Convert tweet created_at to ISO time format.

Parameters:tweet_time – created_at date of a tweet
Returns:A string of the ISO formatted time.
_wait_for_rules()

Wait for the Redis rules to appear

run(args=None, aLogger=None)

Run method for running a traptor instance. It sets up the logging, connections, grabs the rules from redis, and starts writing data to kafka if enabled.

Parameters:args – CLI arguements, if any.
traptor.traptor.createArgumentParser()

Create and return the parser used for defining and processing CLI arguments.

Returns:ArgumentParser: returns the parser object.
class traptor.traptor.dotdict

dot.notation access to dictionary attributes

traptor.traptor.getAppParamStr(aEnvVar, aDefault=None, aCliArg=None)

Retrieves a string parameter from either the environment var or CLI param that overrides it, using aDefault if neither are defined.

Parameters:
  • aEnvVar (str) – the name of the Environment variable.
  • aDefault (str) – the default value to use if None found.
  • aCliArg (str) – the name of the CLI argument.
Returns:

str: Returns the parameter value to use.

traptor.traptor.getLoggingLevel(aLogLevelArg)

Get the logging level that should be reported.

Parameters:aLogLevelArg (str) – the CLI param
Returns:str: Returns one of the logging levels supported.
traptor.traptor.get_main()

What is our main app called? Not easy to find out. See https://stackoverflow.com/a/35514032

Returns:str: Returns the main filename, path excluded.
traptor.traptor.logExtra(*info_args)

Generate standardized logging information. Arguments can be of types dict|str|Exception.

Returns:dict: Returns the extra param for logger.
traptor.traptor.log_retry_kafka(func, aRetryNum, arg3)

If a retry occurs, log it.

Parameters:
  • func – this function reference.
  • aRetryNum – the retry number.
  • arg3 – unknown decimal value, maybe time since last retry?
traptor.traptor.log_retry_redis(func, aRetryNum, arg3)

If a retry occurs, log it.

Parameters:
  • func – this function reference.
  • aRetryNum – the retry number.
  • arg3 – unknown decimal value, maybe time since last retry?
traptor.traptor.log_retry_twitter(func, aRetryNum, arg3)

If a retry occurs, log it.

Parameters:
  • func – this function reference.
  • aRetryNum – the retry number.
  • arg3 – unknown decimal value, maybe time since last retry?
traptor.traptor.main()

Command line interface to run a traptor instance.

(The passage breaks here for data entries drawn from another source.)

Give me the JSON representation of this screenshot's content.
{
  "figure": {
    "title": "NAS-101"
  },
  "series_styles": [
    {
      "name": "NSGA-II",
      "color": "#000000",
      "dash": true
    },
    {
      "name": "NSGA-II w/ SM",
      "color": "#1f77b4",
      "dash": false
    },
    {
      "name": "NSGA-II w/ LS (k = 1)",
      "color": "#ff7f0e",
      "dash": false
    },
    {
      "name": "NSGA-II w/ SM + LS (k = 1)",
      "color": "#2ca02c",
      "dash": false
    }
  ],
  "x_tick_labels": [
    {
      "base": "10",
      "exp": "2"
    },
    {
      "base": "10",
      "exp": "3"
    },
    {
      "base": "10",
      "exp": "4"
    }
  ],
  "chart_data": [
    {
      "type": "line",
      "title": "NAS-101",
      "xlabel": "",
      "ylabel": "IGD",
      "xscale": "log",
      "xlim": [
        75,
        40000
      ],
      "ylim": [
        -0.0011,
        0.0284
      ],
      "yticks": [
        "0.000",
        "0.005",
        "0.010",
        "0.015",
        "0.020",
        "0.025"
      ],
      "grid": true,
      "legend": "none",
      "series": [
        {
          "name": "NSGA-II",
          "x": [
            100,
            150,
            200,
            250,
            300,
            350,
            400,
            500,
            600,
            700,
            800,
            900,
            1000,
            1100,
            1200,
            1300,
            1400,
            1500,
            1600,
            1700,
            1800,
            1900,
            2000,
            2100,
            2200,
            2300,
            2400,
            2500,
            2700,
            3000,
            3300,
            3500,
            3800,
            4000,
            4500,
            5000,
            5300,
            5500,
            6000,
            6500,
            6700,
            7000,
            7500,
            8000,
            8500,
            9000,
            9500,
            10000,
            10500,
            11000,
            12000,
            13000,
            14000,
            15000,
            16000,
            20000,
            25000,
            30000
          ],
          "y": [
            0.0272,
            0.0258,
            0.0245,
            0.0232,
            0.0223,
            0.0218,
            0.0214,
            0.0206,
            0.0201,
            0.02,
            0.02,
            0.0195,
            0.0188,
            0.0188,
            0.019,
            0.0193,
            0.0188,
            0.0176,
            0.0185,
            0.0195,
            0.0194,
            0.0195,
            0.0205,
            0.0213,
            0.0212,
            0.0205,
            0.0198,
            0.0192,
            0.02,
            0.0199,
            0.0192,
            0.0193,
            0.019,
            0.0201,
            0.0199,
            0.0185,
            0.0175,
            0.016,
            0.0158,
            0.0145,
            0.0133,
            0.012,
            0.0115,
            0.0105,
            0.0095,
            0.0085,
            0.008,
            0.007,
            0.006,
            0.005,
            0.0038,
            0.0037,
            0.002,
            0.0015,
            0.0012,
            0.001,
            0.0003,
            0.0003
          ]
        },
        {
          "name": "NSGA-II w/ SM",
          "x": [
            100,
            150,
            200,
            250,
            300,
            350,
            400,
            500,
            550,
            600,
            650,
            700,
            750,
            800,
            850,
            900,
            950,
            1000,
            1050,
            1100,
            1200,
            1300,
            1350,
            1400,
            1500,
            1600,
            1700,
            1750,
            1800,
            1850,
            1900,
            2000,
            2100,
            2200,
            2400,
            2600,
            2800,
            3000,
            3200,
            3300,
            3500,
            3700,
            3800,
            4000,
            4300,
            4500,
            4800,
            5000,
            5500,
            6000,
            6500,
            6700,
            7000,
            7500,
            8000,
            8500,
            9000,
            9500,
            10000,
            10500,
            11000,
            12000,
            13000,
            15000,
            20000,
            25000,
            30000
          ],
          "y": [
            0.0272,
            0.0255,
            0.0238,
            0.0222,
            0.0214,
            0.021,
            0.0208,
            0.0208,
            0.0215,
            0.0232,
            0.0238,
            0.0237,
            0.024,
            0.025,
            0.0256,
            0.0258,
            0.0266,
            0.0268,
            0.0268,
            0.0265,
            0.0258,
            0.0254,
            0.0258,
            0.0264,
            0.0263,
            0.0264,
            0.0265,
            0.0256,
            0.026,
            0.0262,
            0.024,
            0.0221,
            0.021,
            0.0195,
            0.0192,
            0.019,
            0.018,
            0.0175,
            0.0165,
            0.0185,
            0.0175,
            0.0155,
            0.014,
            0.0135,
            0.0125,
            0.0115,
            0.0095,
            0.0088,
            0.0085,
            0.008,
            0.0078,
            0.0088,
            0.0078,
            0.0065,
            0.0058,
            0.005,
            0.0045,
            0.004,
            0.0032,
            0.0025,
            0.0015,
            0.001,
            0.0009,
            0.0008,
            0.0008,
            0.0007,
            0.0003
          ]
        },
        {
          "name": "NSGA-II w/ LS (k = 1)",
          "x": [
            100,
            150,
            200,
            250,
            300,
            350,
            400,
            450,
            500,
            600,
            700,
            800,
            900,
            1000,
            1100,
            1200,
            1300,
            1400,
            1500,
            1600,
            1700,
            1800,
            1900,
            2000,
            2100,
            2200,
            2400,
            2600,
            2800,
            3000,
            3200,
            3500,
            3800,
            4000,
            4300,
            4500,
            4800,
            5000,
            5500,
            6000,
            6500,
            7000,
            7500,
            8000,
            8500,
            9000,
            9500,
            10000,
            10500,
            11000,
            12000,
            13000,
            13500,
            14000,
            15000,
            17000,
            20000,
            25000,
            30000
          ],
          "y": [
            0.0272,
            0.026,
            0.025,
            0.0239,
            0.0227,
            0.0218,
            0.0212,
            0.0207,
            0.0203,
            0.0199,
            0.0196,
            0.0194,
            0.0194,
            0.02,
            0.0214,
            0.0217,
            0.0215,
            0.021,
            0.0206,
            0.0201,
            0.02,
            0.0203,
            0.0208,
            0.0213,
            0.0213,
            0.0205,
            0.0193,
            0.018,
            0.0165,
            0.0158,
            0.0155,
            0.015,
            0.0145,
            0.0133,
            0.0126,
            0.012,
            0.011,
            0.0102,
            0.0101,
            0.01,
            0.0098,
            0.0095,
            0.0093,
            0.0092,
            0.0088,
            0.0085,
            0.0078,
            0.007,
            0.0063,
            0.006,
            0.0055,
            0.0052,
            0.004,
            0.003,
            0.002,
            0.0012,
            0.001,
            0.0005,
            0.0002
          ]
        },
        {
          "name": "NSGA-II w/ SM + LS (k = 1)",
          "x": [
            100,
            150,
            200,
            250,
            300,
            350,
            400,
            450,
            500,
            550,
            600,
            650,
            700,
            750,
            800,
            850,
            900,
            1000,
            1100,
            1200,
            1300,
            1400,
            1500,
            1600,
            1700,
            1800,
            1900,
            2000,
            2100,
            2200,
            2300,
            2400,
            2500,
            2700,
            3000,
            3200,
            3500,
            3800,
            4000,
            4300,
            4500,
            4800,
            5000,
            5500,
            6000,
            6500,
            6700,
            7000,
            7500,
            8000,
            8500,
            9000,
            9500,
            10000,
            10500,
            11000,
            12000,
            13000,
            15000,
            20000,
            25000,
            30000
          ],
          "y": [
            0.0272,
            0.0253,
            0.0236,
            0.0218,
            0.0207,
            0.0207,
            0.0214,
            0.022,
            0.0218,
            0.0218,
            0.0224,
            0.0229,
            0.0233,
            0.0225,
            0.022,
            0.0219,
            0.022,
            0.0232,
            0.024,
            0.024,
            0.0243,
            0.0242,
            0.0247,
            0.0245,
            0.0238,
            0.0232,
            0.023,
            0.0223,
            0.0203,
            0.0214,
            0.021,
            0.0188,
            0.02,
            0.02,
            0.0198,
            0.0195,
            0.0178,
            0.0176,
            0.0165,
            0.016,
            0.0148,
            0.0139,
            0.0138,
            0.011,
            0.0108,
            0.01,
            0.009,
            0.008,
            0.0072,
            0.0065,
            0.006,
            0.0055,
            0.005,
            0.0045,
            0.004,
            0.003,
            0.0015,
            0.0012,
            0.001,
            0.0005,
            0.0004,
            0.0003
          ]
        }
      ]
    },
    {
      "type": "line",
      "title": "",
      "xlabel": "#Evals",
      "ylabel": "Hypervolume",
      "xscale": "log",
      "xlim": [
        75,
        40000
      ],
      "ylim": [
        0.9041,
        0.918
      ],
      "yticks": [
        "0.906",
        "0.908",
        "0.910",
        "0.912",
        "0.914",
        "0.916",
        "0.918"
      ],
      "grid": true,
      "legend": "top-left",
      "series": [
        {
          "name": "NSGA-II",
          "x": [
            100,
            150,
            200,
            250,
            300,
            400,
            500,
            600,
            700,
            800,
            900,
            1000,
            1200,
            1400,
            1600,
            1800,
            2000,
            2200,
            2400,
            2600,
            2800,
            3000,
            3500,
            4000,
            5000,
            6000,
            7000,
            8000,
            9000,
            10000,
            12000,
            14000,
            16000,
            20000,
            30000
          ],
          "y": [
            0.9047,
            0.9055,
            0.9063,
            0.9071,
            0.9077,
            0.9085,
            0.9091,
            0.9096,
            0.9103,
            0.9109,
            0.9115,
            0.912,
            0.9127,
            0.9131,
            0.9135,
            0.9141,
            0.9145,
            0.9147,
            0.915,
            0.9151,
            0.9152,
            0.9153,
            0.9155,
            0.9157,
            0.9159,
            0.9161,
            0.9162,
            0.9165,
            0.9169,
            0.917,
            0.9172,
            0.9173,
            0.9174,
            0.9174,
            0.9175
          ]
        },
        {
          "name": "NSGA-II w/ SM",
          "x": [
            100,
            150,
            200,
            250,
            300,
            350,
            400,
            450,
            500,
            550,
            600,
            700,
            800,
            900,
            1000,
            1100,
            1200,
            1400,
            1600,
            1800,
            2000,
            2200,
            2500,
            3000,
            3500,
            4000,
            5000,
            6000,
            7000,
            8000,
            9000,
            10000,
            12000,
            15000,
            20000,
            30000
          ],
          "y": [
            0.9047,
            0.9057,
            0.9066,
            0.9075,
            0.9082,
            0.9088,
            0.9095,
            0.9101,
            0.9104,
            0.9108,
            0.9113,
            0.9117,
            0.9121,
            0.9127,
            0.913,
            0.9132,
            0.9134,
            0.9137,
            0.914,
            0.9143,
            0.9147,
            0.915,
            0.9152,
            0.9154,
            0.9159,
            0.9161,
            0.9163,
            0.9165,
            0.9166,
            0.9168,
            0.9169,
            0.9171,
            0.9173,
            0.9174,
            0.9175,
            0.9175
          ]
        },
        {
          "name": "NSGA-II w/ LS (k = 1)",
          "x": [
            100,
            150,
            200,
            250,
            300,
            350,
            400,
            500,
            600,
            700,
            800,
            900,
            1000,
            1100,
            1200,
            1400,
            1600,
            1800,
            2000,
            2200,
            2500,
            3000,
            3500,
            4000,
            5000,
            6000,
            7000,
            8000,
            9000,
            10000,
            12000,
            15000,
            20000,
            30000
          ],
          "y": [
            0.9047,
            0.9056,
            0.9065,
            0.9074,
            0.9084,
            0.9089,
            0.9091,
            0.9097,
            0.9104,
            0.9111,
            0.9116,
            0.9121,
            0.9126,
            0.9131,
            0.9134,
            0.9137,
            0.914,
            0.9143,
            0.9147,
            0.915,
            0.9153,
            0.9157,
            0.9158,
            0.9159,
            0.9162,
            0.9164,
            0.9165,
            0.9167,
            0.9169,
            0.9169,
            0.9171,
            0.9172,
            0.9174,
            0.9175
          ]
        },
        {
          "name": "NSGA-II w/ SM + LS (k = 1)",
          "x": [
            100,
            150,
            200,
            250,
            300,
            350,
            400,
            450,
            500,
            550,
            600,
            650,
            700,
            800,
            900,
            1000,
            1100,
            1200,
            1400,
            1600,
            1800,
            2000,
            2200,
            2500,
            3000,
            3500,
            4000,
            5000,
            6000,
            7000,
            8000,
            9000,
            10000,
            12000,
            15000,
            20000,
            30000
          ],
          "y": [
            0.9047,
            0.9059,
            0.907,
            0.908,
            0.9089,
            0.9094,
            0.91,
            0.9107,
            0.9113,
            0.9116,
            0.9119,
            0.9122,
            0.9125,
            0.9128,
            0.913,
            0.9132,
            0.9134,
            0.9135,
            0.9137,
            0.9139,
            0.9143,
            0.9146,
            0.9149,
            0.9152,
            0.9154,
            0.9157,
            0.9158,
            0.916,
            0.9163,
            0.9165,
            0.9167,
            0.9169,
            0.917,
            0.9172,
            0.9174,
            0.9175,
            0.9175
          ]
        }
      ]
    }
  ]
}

traptor.traptor.merge_dicts(*dict_args)

Given any number of dicts, shallow copy and merge into a new dict, precedence goes to key value pairs in latter dicts. Backwards compatible function; Python 3.5+ equivalent of foo = {**x, **y, **z}

traptor.traptor.sendRuleToRedis(aRedisConn, aRule, aRuleIndex=9223372036854775807)
traptor.traptor.str2bool(v)

Convert a string to a boolean

Return boolean:Returns True if string is a true-type string.